World faces ‘water-energy’ crisis

An Afghan girl takes a break from carrying water/AFP

An Afghan girl takes a break from carrying water/AFP

PARIS, Mar 21 – Surging populations and economies in the developing world will cause a double crunch in demand for water and energy in the coming decades, the UN said Friday.

In a report published on the eve of World Water Day, it said the cravings for clean water and electricity were intertwined and could badly strain Earth’s limited resources.

“Demand for freshwater and energy will continue to increase over the coming decades to meet the needs of growing populations and economies, changing lifestyles and evolving consumption patterns, greatly amplifying existing pressures on limited natural resources and on ecosystems,” the report said.

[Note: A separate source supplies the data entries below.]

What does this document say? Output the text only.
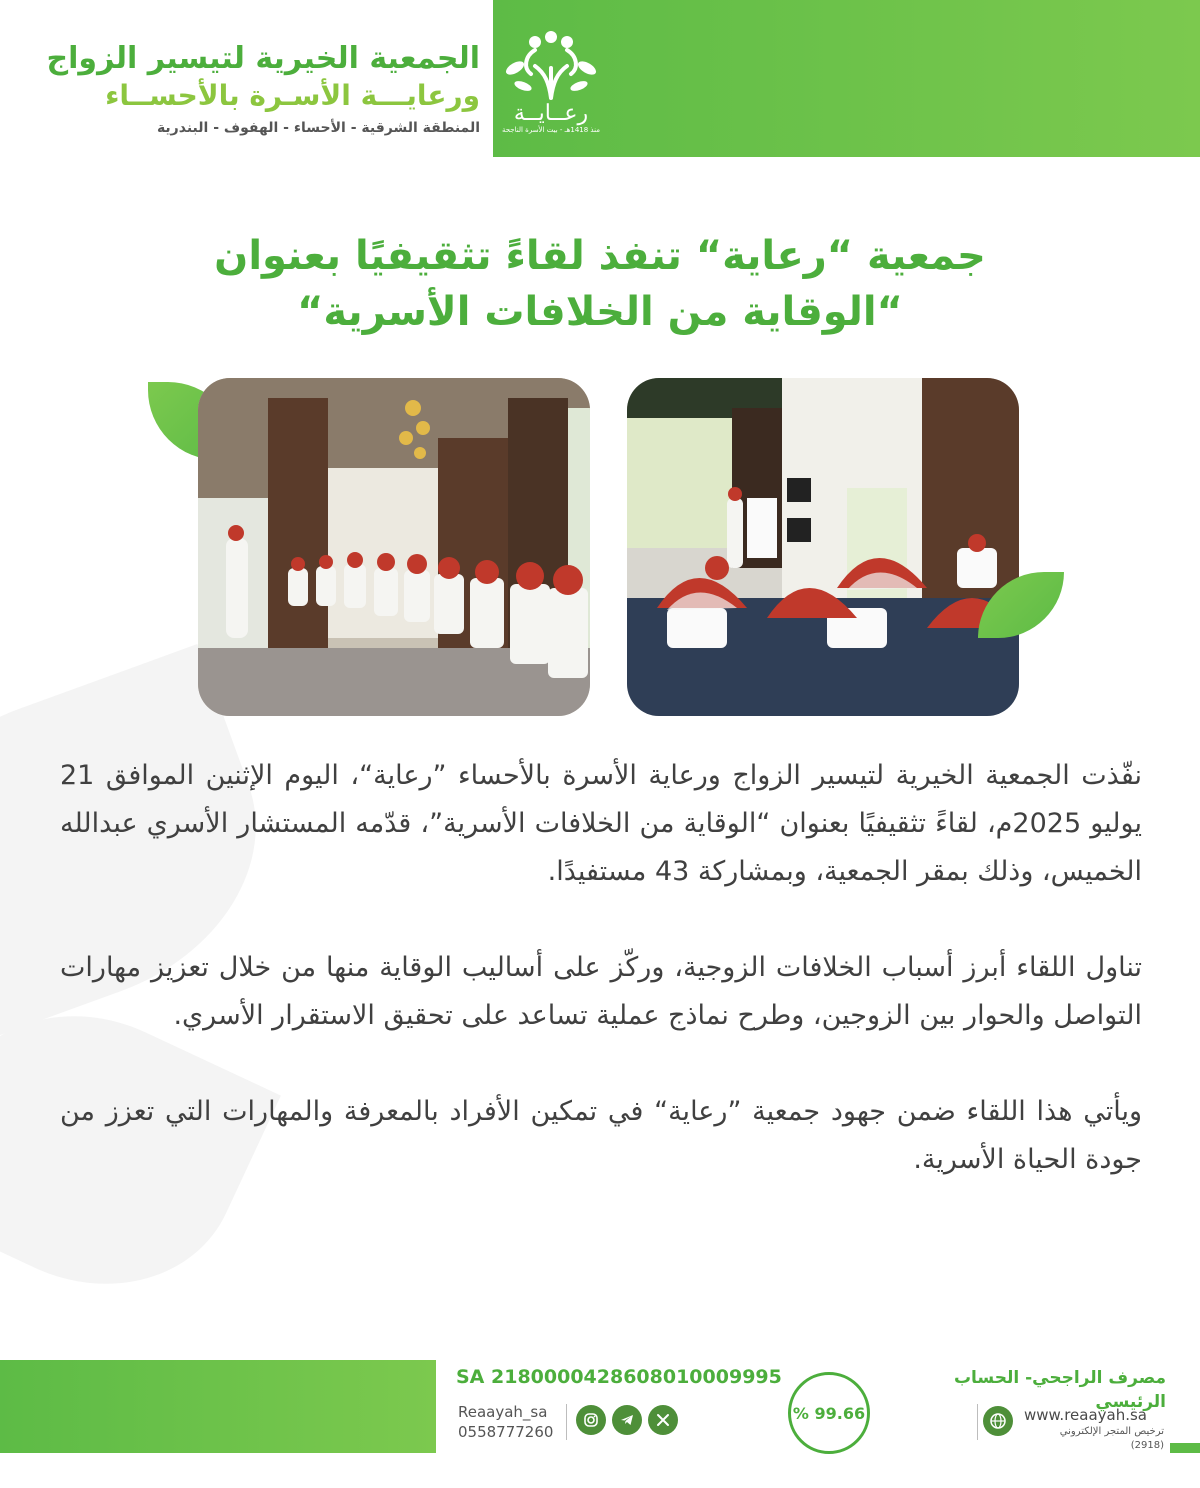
الجمعية الخيرية لتيسير الزواج
ورعايـــة الأسـرة بالأحســاء
المنطقة الشرقية - الأحساء - الهفوف - البندرية
رعــايــة
منذ 1418هـ - بيت الأسرة الناجحة
جمعية “رعاية“ تنفذ لقاءً تثقيفيًا بعنوان
“الوقاية من الخلافات الأسرية“

نفّذت الجمعية الخيرية لتيسير الزواج ورعاية الأسرة بالأحساء ”رعاية“، اليوم الإثنين الموافق 21 يوليو 2025م، لقاءً تثقيفيًا بعنوان “الوقاية من الخلافات الأسرية”، قدّمه المستشار الأسري عبدالله الخميس، وذلك بمقر الجمعية، وبمشاركة 43 مستفيدًا.

تناول اللقاء أبرز أسباب الخلافات الزوجية، وركّز على أساليب الوقاية منها من خلال تعزيز مهارات التواصل والحوار بين الزوجين، وطرح نماذج عملية تساعد على تحقيق الاستقرار الأسري.

ويأتي هذا اللقاء ضمن جهود جمعية ”رعاية“ في تمكين الأفراد بالمعرفة والمهارات التي تعزز من جودة الحياة الأسرية.

SA 2180000428608010009995
Reaayah_sa
0558777260
% 99.66
مصرف الراجحي- الحساب الرئيسي
www.reaayah.sa
ترخيص المتجر الإلكتروني (2918)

Already, 768 million people do not have access to a safe, reliable source of water, 2.5 billion do not have decent sanitation and more than 1.3 billion do not have mains electricity.

About 20 percent of the world’s aquifers today are depleted, according to the report.

Agriculture accounts for more than two-thirds of water use.

The World Water Development Report, the fifth in the series by the UN Educational, Scientific and Cultural Organisation (UNESCO), is an overview collated from data from scientific studies and investigations by agencies.

It said ever more freshwater will be needed for farming, construction, drinking, cooking, washing and sewerage, but also for energy production — 90 percent of which uses water-intensive techniques today.